The technology isn’t here yet to make the oversized thin tiles suitable for covering large kitchen islands, but that could change with increased market demand for porcelain and ceramic slab countertops in this market.
Printing and production get sophisticated
For the past few years, porcelain tile has gotten increasingly agile in its ability to mimic natural materials, especially wood and stone. Italian brand Mirage upped the ante with its book-matched Calacatta. Up until now, you could only get that look from a high-end natural stone installation. That, of course, meant a high-end budget and post-installation maintenance to keep it looking great.

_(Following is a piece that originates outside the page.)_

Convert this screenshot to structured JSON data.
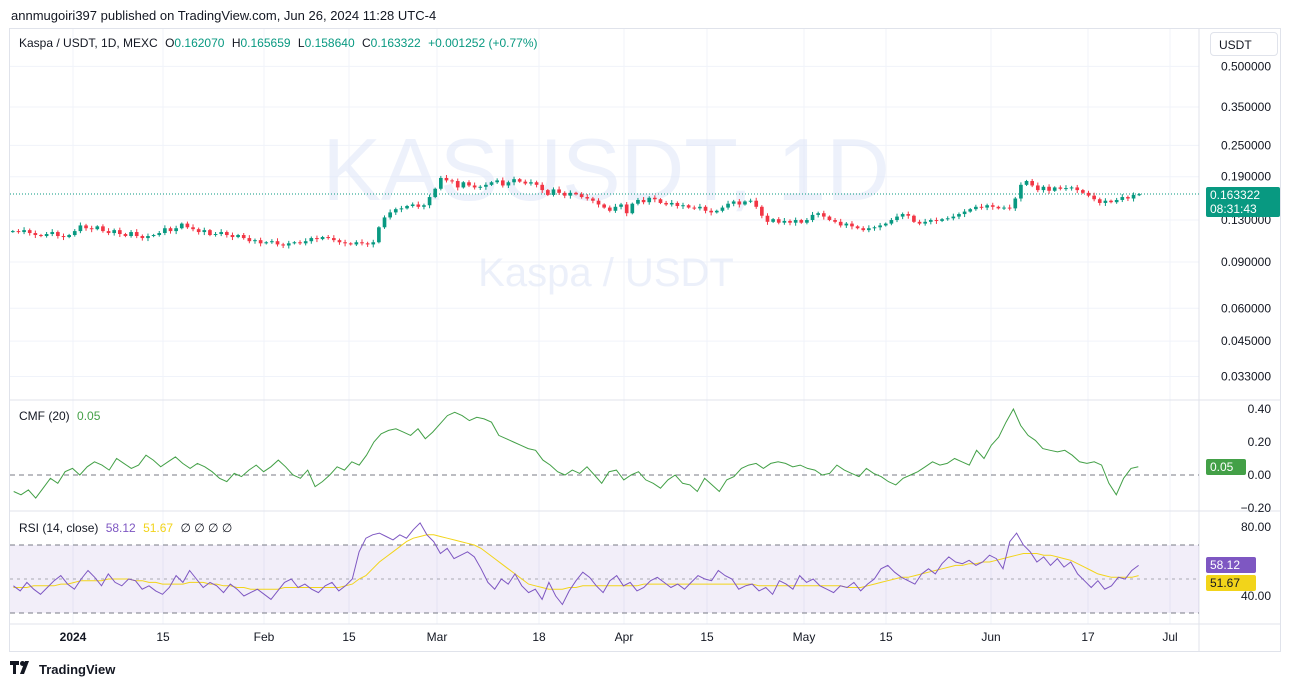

Another interesting stone advance was Marble Tech, Mexican tile conglomerate Porcelanite Lamosa’s natural marble laminated over porcelain substrate. Comparable to wood veneer on cabinetry, Marble Tech gives you the real material at a real deal. It’s fair to say that improved production processes are democratizing luxury in the tile sector, just as they have in high-end cabinetry features like soft-close doors and drawers.
Italian tile maker Del Conca brings you a wood-look tile that installs like engineered wood or laminate called Fast and American brand Images in Tile has created dry erase boards in tile. The pace of innovation in this industry is breathtaking; every trade show offers new game changers.
If you’re only specifying tile for kitchen and bath floor and wall applications, you’re missing out on some of its amazing style, versatility and low maintenance benefits. Think staircases, accent walls, outdoor kitchens, (with matching indoor tile), fireplaces, exteriors and even bedrooms (with radiant heat flooring installations).
Jamie Gold, CKD, CAPS is an independent designer in San Diego, the author of New Kitchen Ideas That Work (Taunton Press), and a blogger, design journalist, seminar developer and industry consultant.